Анюта уважала Пашку, а может, даже испытывала к нему нечто большее. И это мешало Андрею видеть в ней свою любимую. Ревность? Может быть, хотя ревнивцем он себя не считал. И потому не заводил с женой разговоров на эту тему. То есть, путём двух-трёх наводящих вопросов можно добиться конкретных ответов, но он не стал. Не нужно расползаться по швам, если подступают сомнения, а проявить твёрдость и приструнить себя, если внутренний бес нашёптывает тебе лезть, куда не надо. Что же до вечных споров, то он и сам не понимал, как они возникали. Просто не переносил, когда кто-нибудь принимался нести вздор. А в застолье, при разнообразных, часто вредных для психики напитках, только начни, тогда и не заметишь, как вспыхнет полемика. И уже не остановиться, не овладеть собой. Так было и под Новый год, когда речь зашла о том, как был убит Александр Грибоедов. Пашка заявил, что посла России в Иране убили на дуэли, но Андрей усмехнулся и сказал, что с ним расправилась восставшая в Тегеране толпа религиозных фанатиков. И не только убила, но уже мёртвого изуродовала так, что его смогли опознать лишь по шраму на руке, который он, действительно, получил когда-то на дуэли.

Пашка тут же перестроился и сказал, что пошутил, что он отлично знал, где и кто убил Грибоедова. При этом назвал Андрея мудрецом и эрудитом.

— Одним словом, биолог! – сверкнул он глазами. — А биология – не шуточный предмет: био – жизнь, логия – наука. А если слово «логия» прочитать задом наперёд, выйдет «я и гол»! То есть, вколачиваю голы.

Кто-то подыграл: «Я и гол, и щегол, и немножечко хохол!»

Стали хихикать, смеяться и задорно поглядывать на Андрея, дескать, молоток, что забил гол самому Пашке. Андрей благодарно улыбался и не уточнял, что он не щегол и не хохол.

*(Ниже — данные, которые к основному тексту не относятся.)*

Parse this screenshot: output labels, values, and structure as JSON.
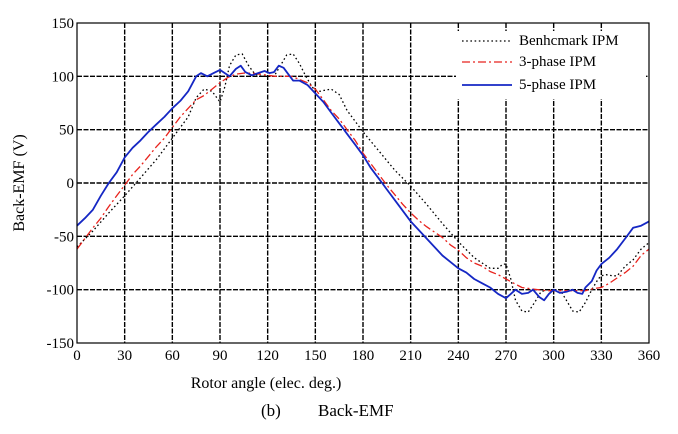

Были и другие полемики, в частности, на спортивную актуалку, тем более что и Андрей, и Пашка спортсмены: Андрей – самбист, мастер спорта, а Пашка – баскетболист, зрелый перворазрядник. К тому же он кто-то, вроде физорга факультета, и отвечает за подготовку команд на внутри академических соревнованиях. Спорили, называя имена и турниры, годы и рекорды, но здесь   обходилось без особых страстей, всё буднично, словно бы и не спорили, а просто делились своими познаниями в спортивной жизни.

Ладно, обстановка покажет, — решил он и отправился домой. По пути заметил, что погода всё-таки повиновалась утреннему приказу: голубело небо, сияло предзакатное солнце, игриво и настойчиво тянуло позднеосенним холодком.

 

***

Собираясь в гости, Анюта надела своё лучшее платье – зелёное, цельнокроеное, с мелким вырезом и коротким узким рукавом. Кроме виски, она ещё купила баночку икры и небольшую хрустальную вазочку под неё, в красной коробочке.

— Изящная коробочка, правда? – поинтересовалась она. – А значит, с   подарками у нас полный ажур.

— Будем отмечать! – кивнул он и тихо вздохнул – не по душе ему Анютин одноклассник.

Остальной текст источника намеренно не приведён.